Kwilu : La justice militaire frappe « Ninja », cinq ans pour terreur et sang

Le tribunal militaire de Kikwit, dans la province du Kwilu, a condamné le 8 avril 2026 Aaron Kikalula Kanda, alias « Ninja », présumé chef de bande armée, à cinq ans de servitude pénale principale pour des faits qualifiés de terrorisme. En audience publique à Kazamba, le verdict a également ordonné le paiement de 3 millions de francs congolais de dommages et intérêts aux victimes. Le procès, marqué par des accusations de violences graves et une défense invoquant une irresponsabilité médicale contestée, s’inscrit dans la lutte judiciaire contre les groupes armés dans la région.

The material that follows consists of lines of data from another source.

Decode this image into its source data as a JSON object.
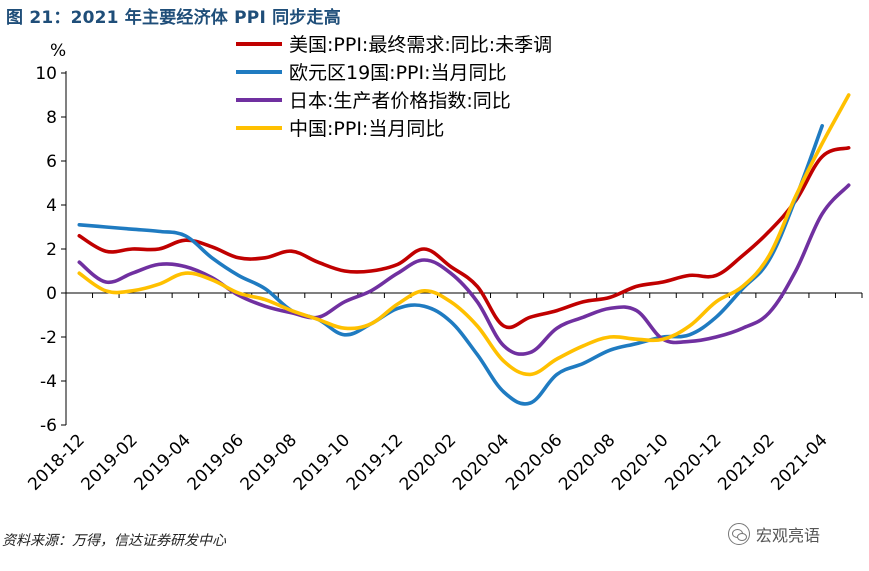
{
  "title": "图 21：2021 年主要经济体 PPI 同步走高",
  "source": "资料来源：万得，信达证券研发中心",
  "watermark": "宏观亮语",
  "chart_data": {
    "type": "line",
    "ylabel": "%",
    "ylim": [
      -6,
      10
    ],
    "yticks": [
      10,
      8,
      6,
      4,
      2,
      0,
      -2,
      -4,
      -6
    ],
    "grid": false,
    "legend_position": "top-center",
    "x": [
      "2018-12",
      "2019-01",
      "2019-02",
      "2019-03",
      "2019-04",
      "2019-05",
      "2019-06",
      "2019-07",
      "2019-08",
      "2019-09",
      "2019-10",
      "2019-11",
      "2019-12",
      "2020-01",
      "2020-02",
      "2020-03",
      "2020-04",
      "2020-05",
      "2020-06",
      "2020-07",
      "2020-08",
      "2020-09",
      "2020-10",
      "2020-11",
      "2020-12",
      "2021-01",
      "2021-02",
      "2021-03",
      "2021-04",
      "2021-05"
    ],
    "xtick_labels": [
      "2018-12",
      "2019-02",
      "2019-04",
      "2019-06",
      "2019-08",
      "2019-10",
      "2019-12",
      "2020-02",
      "2020-04",
      "2020-06",
      "2020-08",
      "2020-10",
      "2020-12",
      "2021-02",
      "2021-04"
    ],
    "series": [
      {
        "name": "美国:PPI:最终需求:同比:未季调",
        "color": "#c00000",
        "values": [
          2.6,
          1.9,
          2.0,
          2.0,
          2.4,
          2.1,
          1.6,
          1.6,
          1.9,
          1.4,
          1.0,
          1.0,
          1.3,
          2.0,
          1.2,
          0.3,
          -1.5,
          -1.1,
          -0.8,
          -0.4,
          -0.2,
          0.3,
          0.5,
          0.8,
          0.8,
          1.7,
          2.8,
          4.2,
          6.2,
          6.6
        ]
      },
      {
        "name": "欧元区19国:PPI:当月同比",
        "color": "#1f7bc1",
        "values": [
          3.1,
          3.0,
          2.9,
          2.8,
          2.6,
          1.6,
          0.8,
          0.2,
          -0.8,
          -1.2,
          -1.9,
          -1.4,
          -0.7,
          -0.6,
          -1.3,
          -2.8,
          -4.5,
          -5.0,
          -3.7,
          -3.2,
          -2.6,
          -2.3,
          -2.0,
          -1.9,
          -1.1,
          0.2,
          1.5,
          4.3,
          7.6,
          null
        ]
      },
      {
        "name": "日本:生产者价格指数:同比",
        "color": "#7030a0",
        "values": [
          1.4,
          0.5,
          0.9,
          1.3,
          1.2,
          0.7,
          -0.1,
          -0.6,
          -0.9,
          -1.1,
          -0.4,
          0.1,
          0.9,
          1.5,
          0.9,
          -0.4,
          -2.4,
          -2.7,
          -1.6,
          -1.1,
          -0.7,
          -0.8,
          -2.1,
          -2.2,
          -2.0,
          -1.6,
          -0.9,
          1.0,
          3.6,
          4.9
        ]
      },
      {
        "name": "中国:PPI:当月同比",
        "color": "#ffc000",
        "values": [
          0.9,
          0.1,
          0.1,
          0.4,
          0.9,
          0.6,
          0.0,
          -0.3,
          -0.8,
          -1.2,
          -1.6,
          -1.4,
          -0.5,
          0.1,
          -0.4,
          -1.5,
          -3.1,
          -3.7,
          -3.0,
          -2.4,
          -2.0,
          -2.1,
          -2.1,
          -1.5,
          -0.4,
          0.3,
          1.7,
          4.4,
          6.8,
          9.0
        ]
      }
    ]
  }
}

Le glaive tombe sur « Ninja »

Dans l’arène judiciaire de Kikwit, le surnom s’est brisé contre le marteau du juge. « Ninja », figure présumée d’une bande armée, est reconnu coupable de terrorisme et condamné à cinq ans de servitude pénale principale. Le tribunal militaire transforme le mythe de la violence en sentence écrite, froide, irrévocable.

Kazamba, théâtre des blessures exposées

Devant la maison communale, les victimes prennent la parole par leurs cicatrices. Un couple âgé, une voisine, des corps marqués comme archives vivantes de la violence. La justice militaire ne se contente pas d’écouter : elle observe, constate, tranche. Comme le rappelait Cesare Beccaria, « la certitude de la peine est plus efficace que sa sévérité ».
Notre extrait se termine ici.